Legislators and dozens of local organizations said in the recent letter to the Biden administration that Yuba, Otay Mesa Detention Facility, and Adelanto Detention Facility have under multiple presidential administrations “been operating in a substandard manner, resulting in repeated violations of the ICE standards and the excessive waste of federal funds.” Yuba has been ICE’s lone remaining county jail in California; Otay Mesa and Adelanto are operated by private prison profiteers CoreCivic and GEO Group, respectively.
“The ‘Free the Yuba 11 Campaign Coalition’ along with Ricardo’s family and his attorney, San Francisco Deputy Public Defender Jennifer Friedman, spearheaded Ricardo’s release campaign which involved community rallies, vigils, and congressional pressure,” advocates said. “Ricardo also led hunger strikes at the jail to improve the inhumane conditions immigrants were subjected to.” The statement questioned whether his release signals a possible end to Yuba’s contract. It should—along with an end to immigration detention at Otay Mesa and Adelanto.”

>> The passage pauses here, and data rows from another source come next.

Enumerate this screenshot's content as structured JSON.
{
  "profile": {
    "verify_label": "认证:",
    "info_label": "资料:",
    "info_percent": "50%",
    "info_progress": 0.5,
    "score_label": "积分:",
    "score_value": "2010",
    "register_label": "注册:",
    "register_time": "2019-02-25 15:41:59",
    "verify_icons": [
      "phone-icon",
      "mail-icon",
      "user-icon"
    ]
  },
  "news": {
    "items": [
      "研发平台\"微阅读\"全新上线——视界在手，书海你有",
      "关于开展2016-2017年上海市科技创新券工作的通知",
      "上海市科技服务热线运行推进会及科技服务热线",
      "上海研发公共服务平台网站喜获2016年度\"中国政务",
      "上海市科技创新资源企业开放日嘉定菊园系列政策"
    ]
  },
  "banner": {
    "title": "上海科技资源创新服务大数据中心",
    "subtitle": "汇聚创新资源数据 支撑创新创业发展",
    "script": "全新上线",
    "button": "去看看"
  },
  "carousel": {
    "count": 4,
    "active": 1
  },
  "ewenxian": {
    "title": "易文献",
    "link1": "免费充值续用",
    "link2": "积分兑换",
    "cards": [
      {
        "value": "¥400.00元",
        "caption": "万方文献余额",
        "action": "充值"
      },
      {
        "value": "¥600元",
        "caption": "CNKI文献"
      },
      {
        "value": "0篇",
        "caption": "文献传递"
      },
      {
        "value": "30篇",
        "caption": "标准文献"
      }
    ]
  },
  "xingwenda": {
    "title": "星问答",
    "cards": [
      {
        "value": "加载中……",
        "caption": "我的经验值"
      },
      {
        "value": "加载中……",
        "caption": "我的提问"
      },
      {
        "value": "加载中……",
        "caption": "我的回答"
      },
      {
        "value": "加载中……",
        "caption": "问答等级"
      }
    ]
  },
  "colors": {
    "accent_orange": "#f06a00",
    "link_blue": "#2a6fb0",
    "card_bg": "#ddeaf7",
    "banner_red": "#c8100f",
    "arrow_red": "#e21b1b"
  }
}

“Otay Mesa has also been publicly condemned for poor conditions and mistreatment of detainees,” legislators had written, noting a recent Department of Homeland Security (DHS) inspector general report confirming the facility at one point during the novel coronavirus pandemic tried to force immigrants into signing a liability form protecting the site if they wanted a protective face mask. Legislators said Adelanto, meanwhile, was cited by a court for “serious overcrowding, with up to 118 women sharing three showers, beds placed inches apart, and filthy conditions that placed individual detained in the facility at serious risk of contracting COVID-19.”
Organizations noted that in Yuba’s case, it’s “been operating under a court-ordered consent decree since 1979 due to numerous constitutional violations and lack of adequate care.” The time for ICE’s agreement with Yuba to be terminated was yesterday.
“We are thrilled to know Ricardo is back in his community and will finally be able to get the urgent medical attention that he was denied for more than 3 years inside Yuba County Jail,” the FreeTheYuba11 campaign said in the statement. Organizers said the campaign “is one of many site-fights across the country demanding the shutdown of all immigrant detention centers. This campaign has shown the impact the community-legal partnership can have to demonstrate community-based care is the alternate vision to incarceration. The campaign uplifted the humanity of each individual, showed us our need for each other, and a world without cages where we can all heal.”
Organizers said that a planned vigil for this weekend demanding Vasquez Cruz’s release will now be a celebratory event. Advocates said they will also mark the lives of those who’ve died while in immigration detention. “I’m content to be with my family,” Vasquez Cruz said in the statement. “I never stopped fighting to stop my deportation, get released, and stay here with my family. I don’t have the words to express how I feel, how it feels to be with my family again. Thank you to everyone who worked to support me and helped fight for my liberty.”